Singapore’s bid to become an exchange-traded fund (ETF) centre seems to have hit the skids, even as rival Hong Kong looks set to launch its first leveraged and inverse (L&I) ETFs next month.
Sources say the Monetary Authority of Singapore has yet to receive any applications for L&I products, despite the products enjoying an array of incentives. Meanwhile the city-state’s stock exchange is said to be unhappy about the lack of guidance from the regulator.
Singapore's rules on L&I ETFs were announced in January and the Singapore Exchange (SGX) has said L&I products listing there would be able to offer investors 3x leverage and -3x inverse exposure. That compares to the 2x leverage and 1x inverse that will be available in Hong Kong.
Other measures were introduced to aid liquidity, including a wider scope of available indices for ETF linkage than Hong Kong, covering all markets including China and Hong Kong. The only exception was inverse ETFs for China, which are not allowed.
Furthermore, the SGX introduced a number of incentives to aid ETF liquidity and encourage new products. These include making trade reporting and clearing a free service until the end of 2017.
On top of all those incentives, all physically replicated ETFs are excluded from the MAS’s complex products regime (the so-called SIP regime). This means these products can be sold to retail investors, who are considered key to the market’s development.
However, the measures have not been sufficient to entice fund promoters to look at applying for fund approval.
Market observers say issuers are unconvinced there is sufficient demand locally to make it worthwhile launching funds in the Lion City. One fund manager told AsianInvestor: "There are no takers for these products."
No asset managers can see a business opportunity in these new products, agreed Stewart Aldcroft, Hong Kong-based senior fund industry adviser at Citi.
The MAS declined to confirm whether any fund companies had applied for approval of L&I products.

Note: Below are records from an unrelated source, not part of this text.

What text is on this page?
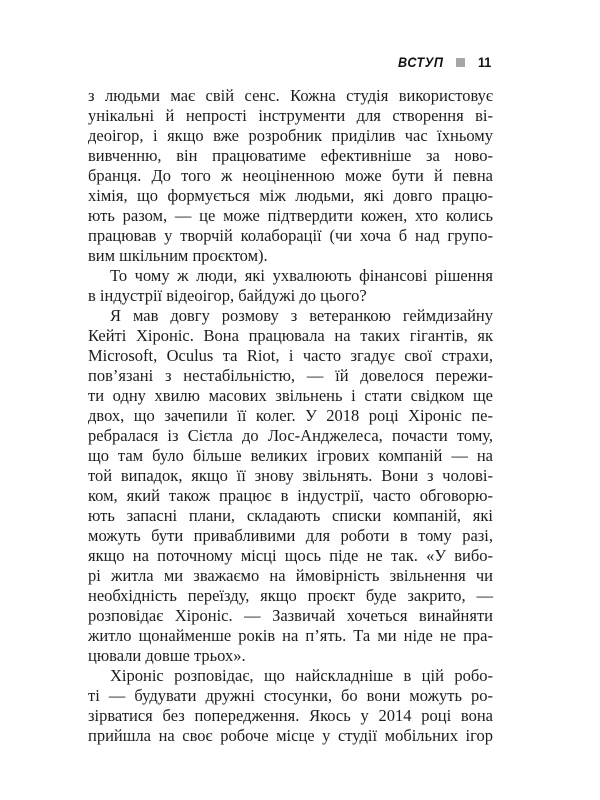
ВСТУП	11
з людьми має свій сенс. Кожна студія використовує
унікальні й непрості інструменти для створення ві-
деоігор, і якщо вже розробник приділив час їхньому
вивченню, він працюватиме ефективніше за ново-
бранця. До того ж неоціненною може бути й певна
хімія, що формується між людьми, які довго працю-
ють разом, — це може підтвердити кожен, хто колись
працював у творчій колаборації (чи хоча б над групо-
вим шкільним проєктом).
То чому ж люди, які ухвалюють фінансові рішення
в індустрії відеоігор, байдужі до цього?
Я мав довгу розмову з ветеранкою геймдизайну
Кейті Хіроніс. Вона працювала на таких гігантів, як
Microsoft, Oculus та Riot, і часто згадує свої страхи,
пов’язані з нестабільністю, — їй довелося пережи-
ти одну хвилю масових звільнень і стати свідком ще
двох, що зачепили її колег. У 2018 році Хіроніс пе-
ребралася із Сієтла до Лос-Анджелеса, почасти тому,
що там було більше великих ігрових компаній — на
той випадок, якщо її знову звільнять. Вони з чолові-
ком, який також працює в індустрії, часто обговорю-
ють запасні плани, складають списки компаній, які
можуть бути привабливими для роботи в тому разі,
якщо на поточному місці щось піде не так. «У вибо-
рі житла ми зважаємо на ймовірність звільнення чи
необхідність переїзду, якщо проєкт буде закрито, —
розповідає Хіроніс. — Зазвичай хочеться винайняти
житло щонайменше років на п’ять. Та ми ніде не пра-
цювали довше трьох».
Хіроніс розповідає, що найскладніше в цій робо-
ті — будувати дружні стосунки, бо вони можуть ро-
зірватися без попередження. Якось у 2014 році вона
прийшла на своє робоче місце у студії мобільних ігор
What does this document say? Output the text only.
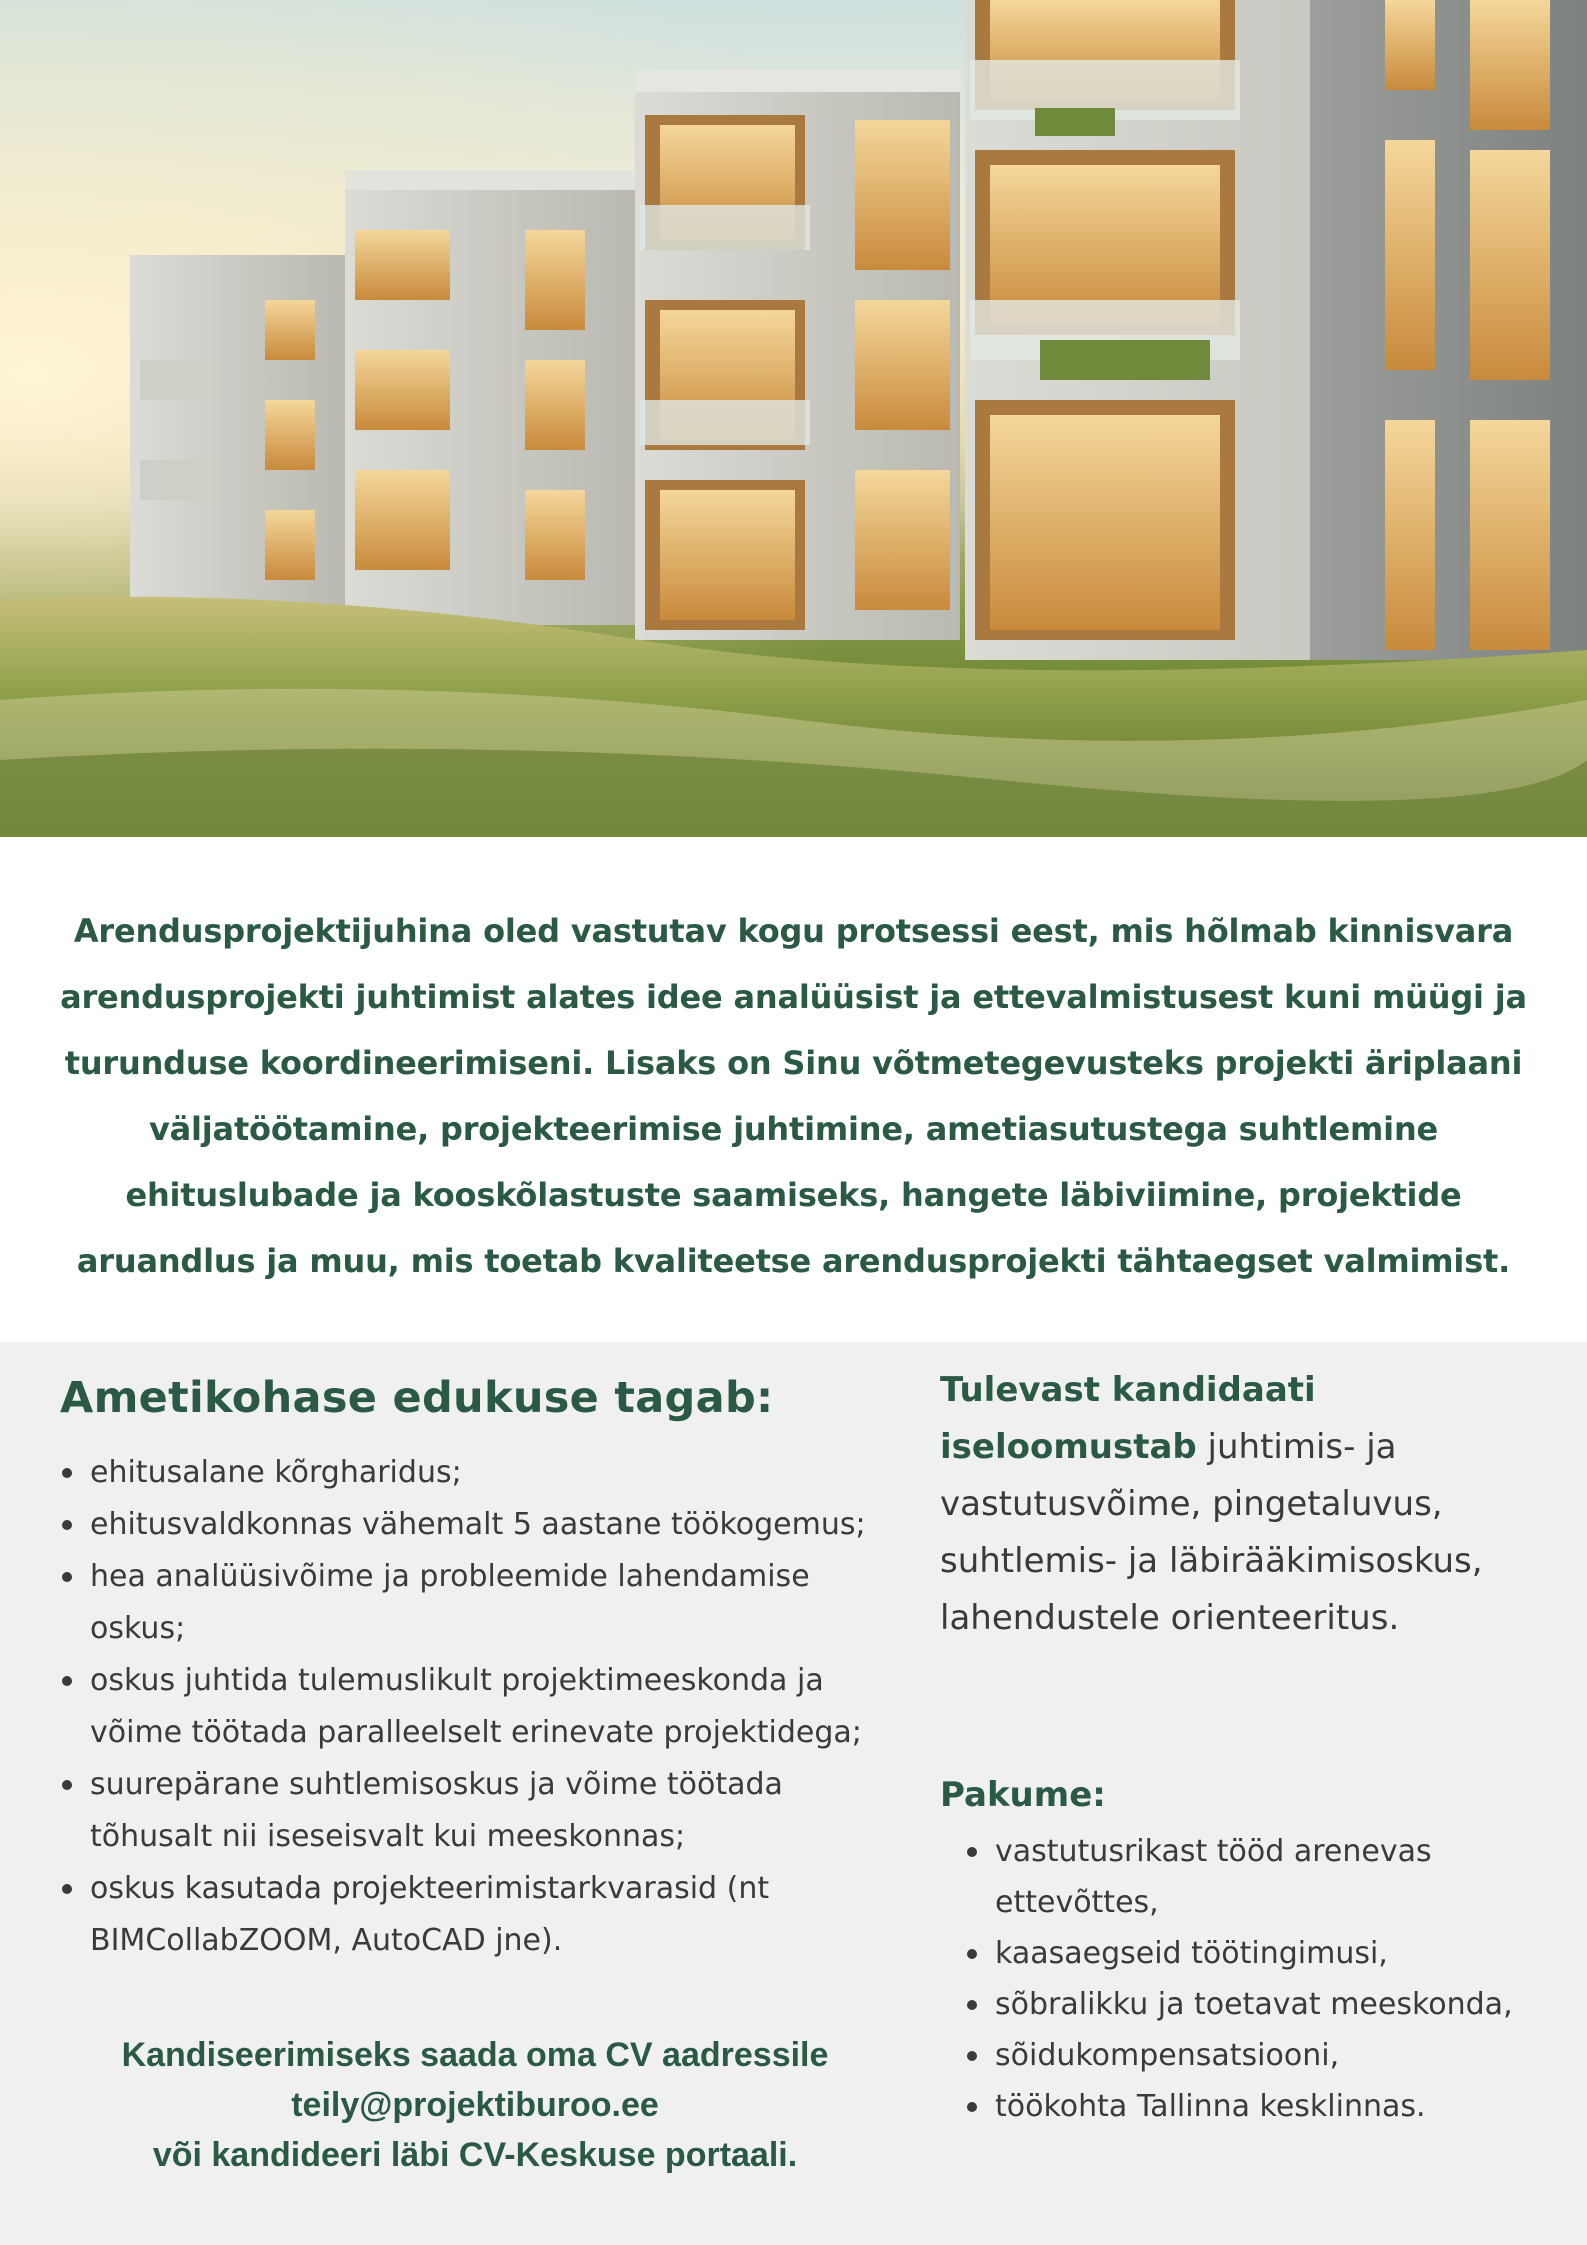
Arendusprojektijuhina oled vastutav kogu protsessi eest, mis hõlmab kinnisvara arendusprojekti juhtimist alates idee analüüsist ja ettevalmistusest kuni müügi ja turunduse koordineerimiseni. Lisaks on Sinu võtmetegevusteks projekti äriplaani väljatöötamine, projekteerimise juhtimine, ametiasutustega suhtlemine ehituslubade ja kooskõlastuste saamiseks, hangete läbiviimine, projektide aruandlus ja muu, mis toetab kvaliteetse arendusprojekti tähtaegset valmimist.

Ametikohase edukuse tagab:
ehitusalane kõrgharidus;
ehitusvaldkonnas vähemalt 5 aastane töökogemus;
hea analüüsivõime ja probleemide lahendamise oskus;
oskus juhtida tulemuslikult projektimeeskonda ja võime töötada paralleelselt erinevate projektidega;
suurepärane suhtlemisoskus ja võime töötada tõhusalt nii iseseisvalt kui meeskonnas;
oskus kasutada projekteerimistarkvarasid (nt BIMCollabZOOM, AutoCAD jne).

Kandiseerimiseks saada oma CV aadressile
teily@projektiburoo.ee
või kandideeri läbi CV-Keskuse portaali.

Tulevast kandidaati iseloomustab juhtimis- ja vastutusvõime, pingetaluvus, suhtlemis- ja läbirääkimisoskus, lahendustele orienteeritus.

Pakume:
vastutusrikast tööd arenevas ettevõttes,
kaasaegseid töötingimusi,
sõbralikku ja toetavat meeskonda,
sõidukompensatsiooni,
töökohta Tallinna kesklinnas.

Bin Wern-Sern, Singapore-based director at law firm JWS Asia, told AsianInvestor there has been interest from fund promoters in L&I fund development. But he would not be drawn on how this might translate into applications, nor whether there was any more than one firm in the potential pipeline.
Industry observers note the MAS offered very little guidance to the market about the new ETFs, leaving the SGX to explain how the new rules should be interpreted. Executives at the bourse are said to be unhappy about the situation, although they did not respond to requests for comment.
Aldcroft said: “The SGX people are tearing their hair out, because they saw this great competitive edge, but they haven’t been able to take advantage of it.”
Bin said the ETF regulations are part of a campaign by the MAS and SGX to provide broader market access that utilises a range of products, including futures and foreign exchange.
On May 3, SGX launched MSCI China index futures and options, allowing investors to trade Chinese ADRs like Baidu that are quoted on the SGX.
There are currently 81 ETFs listed in Singapore. Of these, 59 are equity-based, 10 fixed income, six focused on commodities and six on money market ETFs. Trading is dominated by a few well-known ETFs such as State Street's SPDR Gold ETF, which in April represented 24.3% of total trading. That is down from its year-to-date peak, which was 43.9% in February.
This compares with the 203 ETFs listed in Korea, where the most traded fund, Samsung Asset Management's Kodex Leverage product, represents a fairly consistent 23% of market turnover in recent months.
Other developments relating to financial advice on ETFs may also boost their trading liquidity. In April, the MAS introduced measures allowing financial advisers – on a case-by-case basis -- to facilitate the buying and selling of ETFs directly for retail investors. Previously, financial advisers could only advise clients to buy ETFs from brokers, instead of directly helping them with the transaction through a platform.
To qualify, advisers must apply to the MAS, with one condition of approval being that the adviser operates a fee-based advice model. “The rationale,” said Bin, “is that in the US, financial advisers adopting a fee-based model were very helpful in the growth of the ETF market.”